FBI gives its untouchables more snooping power

The Federal Bureau of Investigation has decided that its 14,000 agents do not have enough legal power to snoop through people’s databases or spy on people.

According to the New York Times the FBI has edited its operations manual, which has the catchy title, Domestic Investigations and Operations Guide, to allow its spooks to do a little more snooping.

Valerie E. Caproni, the FBI general counsel, said the bureau had carefully considered each change to its operations manual. After all, it takes a lot of thinking about how to give yourself more power.
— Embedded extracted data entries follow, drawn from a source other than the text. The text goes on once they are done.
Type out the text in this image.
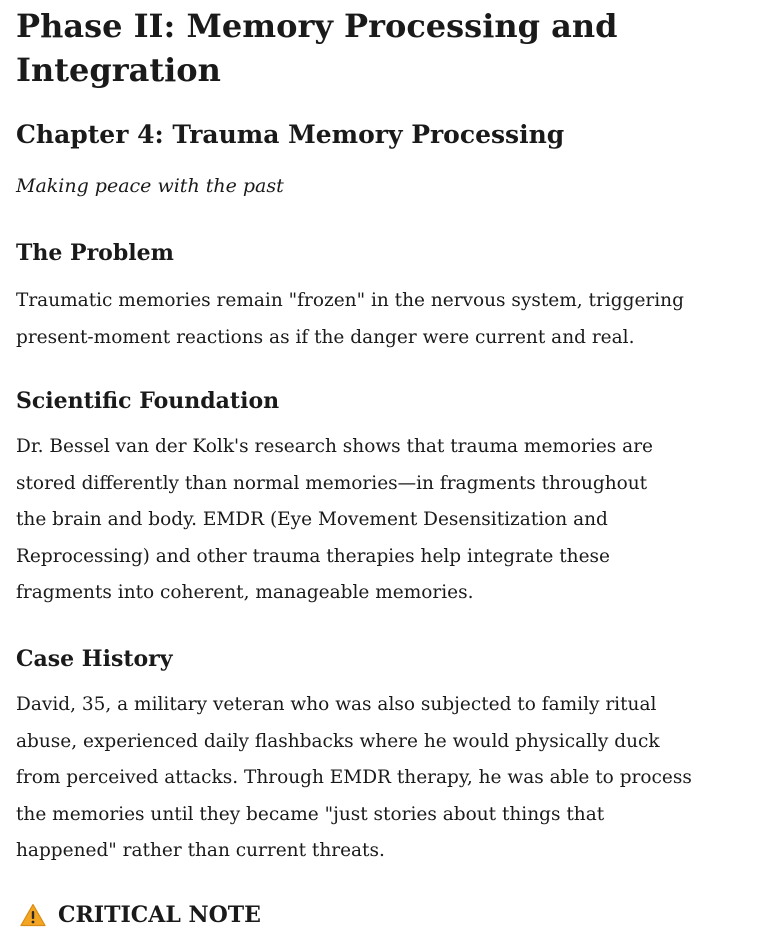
Phase II: Memory Processing and
Integration
Chapter 4: Trauma Memory Processing

Making peace with the past

The Problem

Traumatic memories remain "frozen" in the nervous system, triggering
present-moment reactions as if the danger were current and real.

Scientific Foundation

Dr. Bessel van der Kolk's research shows that trauma memories are
stored differently than normal memories—in fragments throughout
the brain and body. EMDR (Eye Movement Desensitization and
Reprocessing) and other trauma therapies help integrate these
fragments into coherent, manageable memories.

Case History

David, 35, a military veteran who was also subjected to family ritual
abuse, experienced daily flashbacks where he would physically duck
from perceived attacks. Through EMDR therapy, he was able to process
the memories until they became "just stories about things that
happened" rather than current threats.

CRITICAL NOTE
Of course, the FBI needs all these rule changes to protect the US from the huge number of terrorist attacks carried out by skilled operatives that are plaguing the Land of the Free.

Not surprisingly,  American Civil Liberties Union’s Michael German said it was unwise to further ease restrictions on agents’ power, especially if they lacked a firm reason to suspect someone of wrongdoing.

Some of the most notable changes in the rule book apply to the lowest category of investigations, called an “assessment.”

This is what allows agents to look into people and organisations “proactively” and without clear cut evidence of them doing anything.

Basically this means that an agent has to suspect a person. Obviously, the only reason they would harbour any  suspicions is if they have a gut reaction, perhaps based on the fact that the person has a beard, a turban and a tendency to worship a different God.

Under current rules, agents must open such an inquiry before they can search for information about a person in a commercial or law enforcement database.

Under the new rules, agents will be allowed to search such databases without having to tell anyone. This is brilliant if you are an agent and happen to notice a nice looking person you might like to ask out.

German points out that the change would make it harder to detect and deter inappropriate use of databases for personal purposes.

Caproni said it was too cumbersome to require agents to open formal inquiries before running quick checks. Agents could not put information uncovered from such searches into FBI files unless they later opened an assessment, obviously if it is a person’s phone number they were looking for, they would only write it down in their little black book.

The new rules will also relax a restriction on administering lie-detector tests and searching people’s rubbish.

Under current rules, agents cannot use such techniques until they open a “preliminary investigation,” but now they can pull people off the street and wire them up to some bogus technology which has never been proven to work.

Searching rubbish bins and forcing lie detector tests appear to be the same category so snuffling in someone’s recycling. It is unlikely you will find anything, but it does mean that you can scare the b’geesus out of your target and convince them to become a grass.

Caproni insisted that information gathered that way could also be useful for other reasons, like determining whether the subject might pose a threat to agents.

After all, if they have doodled lots of guns on the napkins they have thrown away, perhaps with “death to the FBI” scribbled underneath, it might be a good idea to visit their house carrying a weapon or two.